Please specify - if your father and/or the mother are US persons? or they do not have any connection with the US?
Based on that you will determine if there are any tax obligations on your mother.
For your - as you received a gift - that is not taxable income.
Gift is an income, but not taxable income. Please see IRS publication 525 page 33 for reference - http://www.irs.gov/pub/irs-pdf/p525.pdf
So - the recipient does not need to claim it on his/her tax return and does not owe any taxes. There is no limit on the gift value.
Let me know if you need any help.
As you mother and your father are US persons - there would be additional tax liability on their side.

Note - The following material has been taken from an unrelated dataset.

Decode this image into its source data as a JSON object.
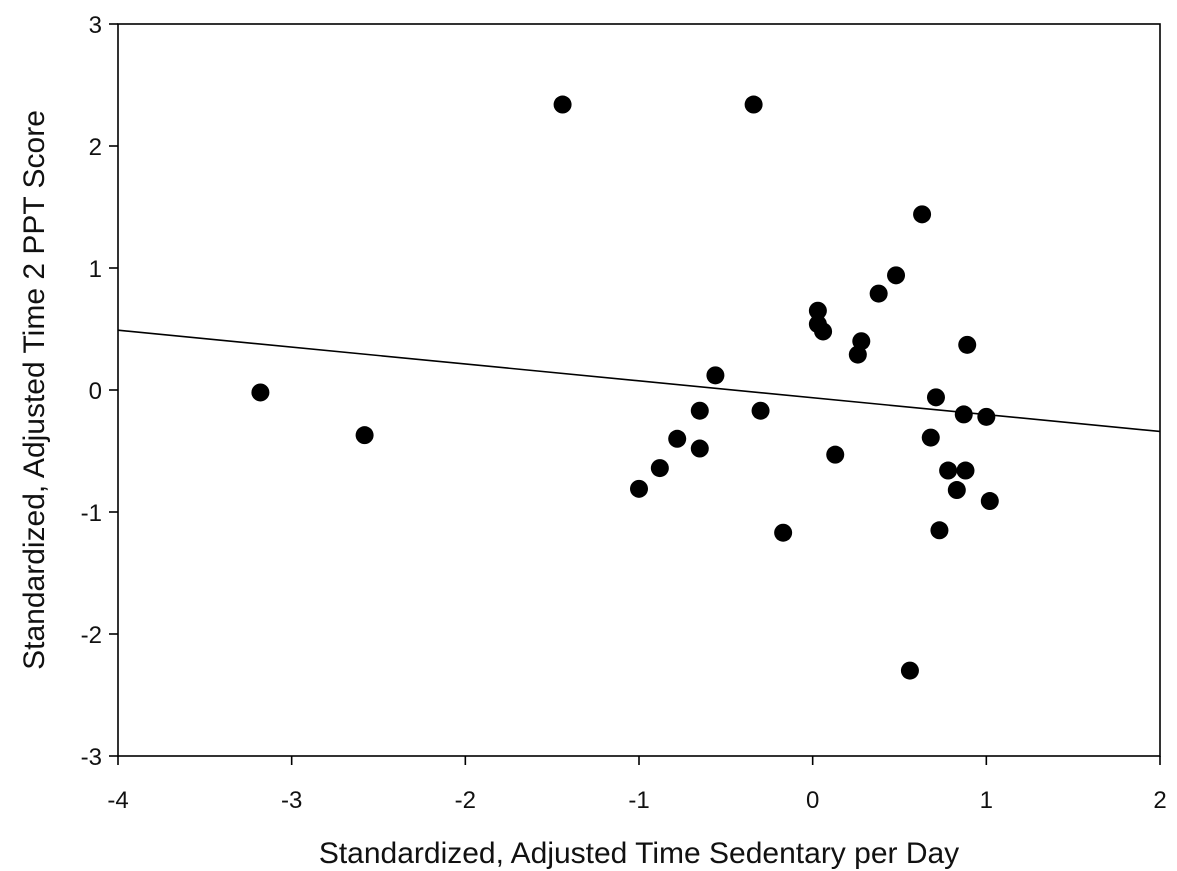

Your mother should determine the basis of the property - that is mainly a purchase price.
Because half of the property was inherited by your mother in 2004 after your father died - her basis on that half is a fair market value of the property at that time.
Then - she will report the sale transaction on the schedule D part II - as long term capital gain.
Her capital gain would be $180,000 (selling price) - (basis) - and it is generally taxable up to 15% depending on her other taxable income.
As the donor - she may need to file a gift tax return if the gift amount is above $13,000 per person per year (for 2009) , but there would not be any gift tax unless the lifetime limit of $1,000,000 is reached.
as she transfered the money into the US - if the amount is more than $100,000, the person is required to file form 3120 - http://www.irs.gov/pub/irs-pdf/f3520.pdf (see instructions for details - http://www.irs.gov/pub/irs-pdf/i3520.pdf) to declare transfer from the foreign country. There is no tax associated with this form.
In additional - your bank might be required to report your transaction - so I would suggest to consult with the banker if they need any supporting documents so your transaction would not look suspicious.